We’ve got the premiere play of South-London jazz-funk collective Mulvey’s Medicine’s new track ‘Say Goodbye. We also chat to the guys about their forthcoming EP, influences and more.
The track is the second single lifted from their upcoming EP and is a soothingly smooth number that features the soulful vocals of Grace Walker.
Mulvey’s Medicine’s ethos is centred around providing fun, positivity and making people move, and this last year has taken its meaning to a whole new level. Instead of being a “taster of what’s to come” or a “stepping stone” to the next big album, the new EP is delivered with the ambition that “this project brings people and myself back to a more enjoyable world. I hope this EP will connect to everyone in a deep, personal way that is a gentle reminder that music can cure and uplift your life” says Eddie Mulvey, guitarist and founder of the band.
The new EP is a mix of their trademark booty-shaking / foot-tapping funky instrumentals and some vocal features courtesy of some of London’s best soulful singers joining the funk crusade. The result is a vibrant mix of sounds and influences with blatant musicianship. Mulvey comments, “picking the band was easy, close friends who love groove and have all dived deep into the realms of Jazz has always been our connection. I knew my funky riffs needed their stamp on them.”
Get to know the talented collective ahead of the release of ‘Say Goodbye’ tomorrow.
Tell us a bit about Mulvey’s Medicine? Also, where exactly did the name came from?
‘Medicine’ on its own was taken…. so I chucked my last name into the frying pan to cook things up. The thought behind the name is that music can cure you of – the terrible day you’ve endured, that break up, the traffic jam that won’t end – That’s how I use it when it’s not for pure enjoyment. We are a band of good friends from London who all enjoy pushing each other to our sonic limits and have an unhealthy relationship with all that is funky.
When you first got together, was there any real plan of what kind of music you wanted to make?
Yes, our first album ‘Ignite,’ was mostly made up from guitar riffs in my bedroom. We rehearsed a few times; everyone put their ideas together, then we hit the studio. Super raw, lots of improvisation, very much ourselves on a record. Now the writing has become more in-depth. I still write most of the main ideas, but our keys player guides us with his infinite knowledge of harmony and songwriting – and when you combine that with a drummer marinated in Jazz with a James brown stuffing, a bassist who never needs a clock (as his timing is impeccable), a horn section that eats omnibook for breakfast – then you’ve got yourself a good song! Still, there isn’t much planning; it’s more vibing off each other’s sounds and knowing where to place your mark.
For those that haven’t heard of you yet, how would you best describe your sound?
Whilst other artists wield their sound like a surgeon’s scalpel, Mulvey’s Medicine are more akin to an unapologetic Funk Hammer.
If each of you had to choose just one influence on your music, who would it be?
Eddie – Eric Krasno
Lef – Robert Glasper
Dave – Miles Davis
Ed – ‘Michael Breaker
Alex – Flea
Jeremy – Art Blakey
You’re about to release your new single ‘Say Goodbye’. Where did the inspiration to bring in Grace Walker come from?

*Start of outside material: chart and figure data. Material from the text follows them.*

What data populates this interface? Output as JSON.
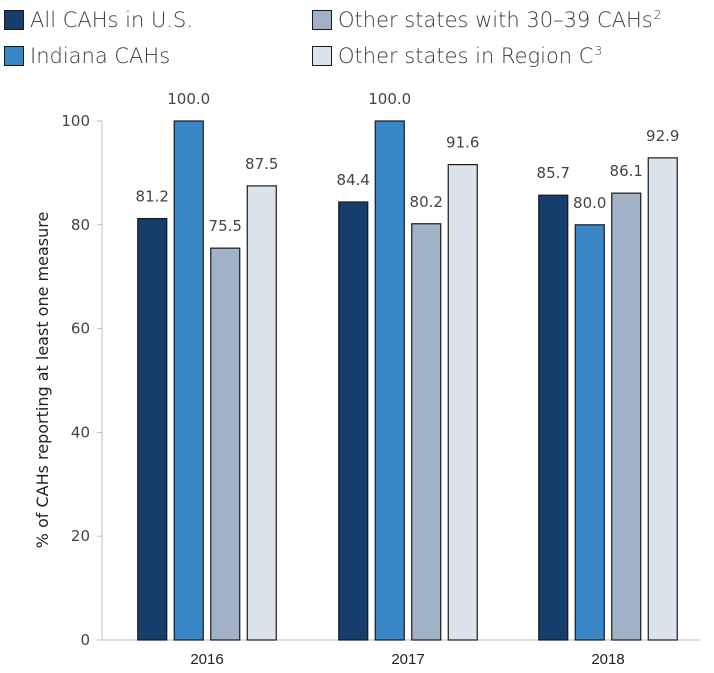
{
  "legend": [
    {
      "label": "All CAHs in U.S.",
      "sup": "",
      "color": "#163e6c"
    },
    {
      "label": "Indiana CAHs",
      "sup": "",
      "color": "#3a87c8"
    },
    {
      "label": "Other states with 30–39 CAHs",
      "sup": "2",
      "color": "#a1b1c6"
    },
    {
      "label": "Other states in Region C",
      "sup": "3",
      "color": "#dde3ed"
    }
  ],
  "chart_data": {
    "type": "bar",
    "categories": [
      "2016",
      "2017",
      "2018"
    ],
    "series": [
      {
        "name": "All CAHs in U.S.",
        "values": [
          81.2,
          84.4,
          85.7
        ],
        "labels": [
          "81.2",
          "84.4",
          "85.7"
        ],
        "color": "#163e6c"
      },
      {
        "name": "Indiana CAHs",
        "values": [
          100.0,
          100.0,
          80.0
        ],
        "labels": [
          "100.0",
          "100.0",
          "80.0"
        ],
        "color": "#3a87c8"
      },
      {
        "name": "Other states with 30–39 CAHs",
        "values": [
          75.5,
          80.2,
          86.1
        ],
        "labels": [
          "75.5",
          "80.2",
          "86.1"
        ],
        "color": "#a1b1c6"
      },
      {
        "name": "Other states in Region C",
        "values": [
          87.5,
          91.6,
          92.9
        ],
        "labels": [
          "87.5",
          "91.6",
          "92.9"
        ],
        "color": "#dde3ed"
      }
    ],
    "ylabel": "% of CAHs reporting at least one measure",
    "ylim": [
      0,
      100
    ],
    "yticks": [
      0,
      20,
      40,
      60,
      80,
      100
    ],
    "ytick_labels": [
      "0",
      "20",
      "40",
      "60",
      "80",
      "100"
    ],
    "grid": false,
    "legend_position": "top"
  }
}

I wrote the chords during a huge phase of listening to and learning everything by Donny Hathaway back at uni and working with our amazing lyricist and world-class songwriter, Jolyn. We’ve all known Grace for years, since uni days and gigs. She grew up hooked on the best soul singers and, whilst inheriting that style, always brings her own game to the table, so it seemed the perfect fit. The song itself is actually rather old now; written back in 2015, it was the first song (unknowingly) that started ‘Mulvey’s Medicine’. I think that the progression the song has made through the years shows how far we have grown as musicians and people.

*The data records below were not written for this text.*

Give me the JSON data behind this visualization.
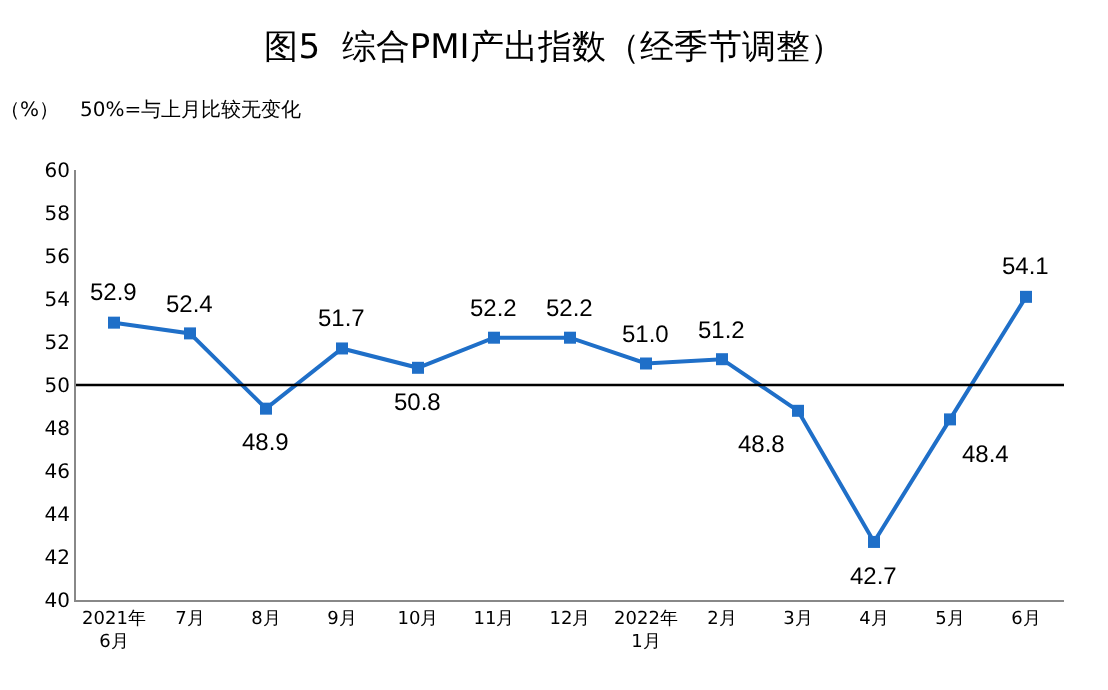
{
  "chart_data": {
    "type": "line",
    "title": "图5  综合PMI产出指数（经季节调整）",
    "annotations": [
      "（%）",
      "50%=与上月比较无变化"
    ],
    "categories": [
      "2021年\n6月",
      "7月",
      "8月",
      "9月",
      "10月",
      "11月",
      "12月",
      "2022年\n1月",
      "2月",
      "3月",
      "4月",
      "5月",
      "6月"
    ],
    "series": [
      {
        "color": "#1f6fc8",
        "values": [
          52.9,
          52.4,
          48.9,
          51.7,
          50.8,
          52.2,
          52.2,
          51.0,
          51.2,
          48.8,
          42.7,
          48.4,
          54.1
        ],
        "value_labels": [
          "52.9",
          "52.4",
          "48.9",
          "51.7",
          "50.8",
          "52.2",
          "52.2",
          "51.0",
          "51.2",
          "48.8",
          "42.7",
          "48.4",
          "54.1"
        ]
      }
    ],
    "ylim": [
      40,
      60
    ],
    "yticks": [
      40,
      42,
      44,
      46,
      48,
      50,
      52,
      54,
      56,
      58,
      60
    ],
    "ref_lines": [
      {
        "axis": "y",
        "value": 50,
        "color": "#000000"
      }
    ],
    "grid": false,
    "marker": "square",
    "line_style": "solid"
  }
}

It is also the second track from your forthcoming EP. Is there a particular vibe you were going for when creating the project?
We definitely tapped into some more soul/funk vibes, more than just jazz. Working with Jolyn and the singers brought in new ideas, working the songs into their style. We all came out of the studio feeling that we created something unique.
And how would you say it differs from your previous material?
On the vocal tracks, our focus changed from lifting our solos to enhancing their flow. Every note and hit was purposely placed to enrich the words Jolyn had written. So these are clearly worlds apart from our first album, and our latest instrumental, ‘Steely Beets’, is like feeding 6 scotch bonnets to our last album, ‘Ignite’. Everyone’s playing with fire on this EP, and we can’t wait for you all to hear it.
Anything else you would like to add? Any closing words for the Twistedsoul community?
Stay Safe, Stay Funky and come to our gig at Hootananny for the EP launch on September 19th.